Leede Jones Gable initiated coverage of CareRx (TSX:CRRX) with a “buy” rating and one-year price target of $6.50 (Canadian). The stock was quoted at $3.75, up 26 cents, near mid-day on Dec. 15.
CareRx, formerly known as Centric Health, is a long-term care pharmacy (LTC Rx) services provider, with a focus on pharmaceutical distribution services to eldercare facilities. These facilities are mostly in Ontario, Alberta, and British Columbia, where various flagship acquisitions were centralized at the time of acquisition, writes analyst Doug Loe, Ph.D.
Dr. Loe said the company’s balance sheet challenges have been largely resolved through divesting non-LTC Rx businesses.
“There was justification in our view for assuming that Centric/CareRx could have generated operational synergies across multiple healthcare services silos,” he added. “But the debt burden endured by the firm through financing its acquisition strategy became an independent risk factor for the firm that required its own remedial action.”

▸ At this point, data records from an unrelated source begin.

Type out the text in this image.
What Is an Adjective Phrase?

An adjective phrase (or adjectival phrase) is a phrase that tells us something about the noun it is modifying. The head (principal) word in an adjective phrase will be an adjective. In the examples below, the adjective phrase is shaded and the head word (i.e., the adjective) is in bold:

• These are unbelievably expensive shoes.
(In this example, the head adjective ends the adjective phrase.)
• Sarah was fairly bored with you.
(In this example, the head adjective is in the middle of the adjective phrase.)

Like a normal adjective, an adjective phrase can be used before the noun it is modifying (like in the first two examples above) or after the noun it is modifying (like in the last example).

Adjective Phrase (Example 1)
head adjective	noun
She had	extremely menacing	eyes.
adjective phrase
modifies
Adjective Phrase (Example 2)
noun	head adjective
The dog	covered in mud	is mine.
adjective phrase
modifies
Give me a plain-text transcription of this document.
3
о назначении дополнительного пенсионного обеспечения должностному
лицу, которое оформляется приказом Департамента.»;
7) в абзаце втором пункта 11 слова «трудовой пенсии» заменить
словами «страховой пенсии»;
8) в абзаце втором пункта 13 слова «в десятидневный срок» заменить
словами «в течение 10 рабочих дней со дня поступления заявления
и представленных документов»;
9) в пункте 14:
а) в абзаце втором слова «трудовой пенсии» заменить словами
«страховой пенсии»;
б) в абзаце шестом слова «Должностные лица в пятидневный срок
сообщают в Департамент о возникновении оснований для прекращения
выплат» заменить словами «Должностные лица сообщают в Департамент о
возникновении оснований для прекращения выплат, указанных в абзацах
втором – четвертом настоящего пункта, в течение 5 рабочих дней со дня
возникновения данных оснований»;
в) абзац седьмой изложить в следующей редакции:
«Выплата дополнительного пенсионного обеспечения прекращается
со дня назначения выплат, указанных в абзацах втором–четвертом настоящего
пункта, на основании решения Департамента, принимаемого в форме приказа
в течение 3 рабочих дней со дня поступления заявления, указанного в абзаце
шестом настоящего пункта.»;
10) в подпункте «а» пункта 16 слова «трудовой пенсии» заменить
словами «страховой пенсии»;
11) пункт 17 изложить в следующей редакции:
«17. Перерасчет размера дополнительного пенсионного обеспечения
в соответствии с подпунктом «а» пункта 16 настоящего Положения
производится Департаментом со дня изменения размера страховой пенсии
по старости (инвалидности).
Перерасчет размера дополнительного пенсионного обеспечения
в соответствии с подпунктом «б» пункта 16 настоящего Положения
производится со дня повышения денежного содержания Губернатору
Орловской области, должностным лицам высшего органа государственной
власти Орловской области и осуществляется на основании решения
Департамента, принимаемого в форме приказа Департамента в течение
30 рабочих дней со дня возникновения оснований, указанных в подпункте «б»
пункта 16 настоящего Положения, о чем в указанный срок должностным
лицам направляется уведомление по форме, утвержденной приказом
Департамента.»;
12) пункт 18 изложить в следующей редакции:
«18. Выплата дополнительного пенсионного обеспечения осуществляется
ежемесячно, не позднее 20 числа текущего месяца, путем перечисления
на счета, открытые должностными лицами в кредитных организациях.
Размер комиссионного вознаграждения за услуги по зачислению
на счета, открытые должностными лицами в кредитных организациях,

Dr. Loe said the acquisition/divestiture historic summary is irrelevant to the firm’s operational focus on LTC Rx. But it does provide some context not just for CareRx’s operational history, but also for the financial history that motivated divestiture of those businesses despite their revenue/EBITDA growth trajectory at the time.
For example, he said CareRx’s third quarter of 2020 long-term debt level, including convertible debt, is still high in absolute terms at $75.5-million, or 4.9 times total debt-to- third quarter EBITDA run-rate. “But this debt/EBITDA ratio is at the lowest level reported by the firm since the second quarter of 2017, when divested surgical services operations achieved sequentially strong EBITDA/margin,” he added.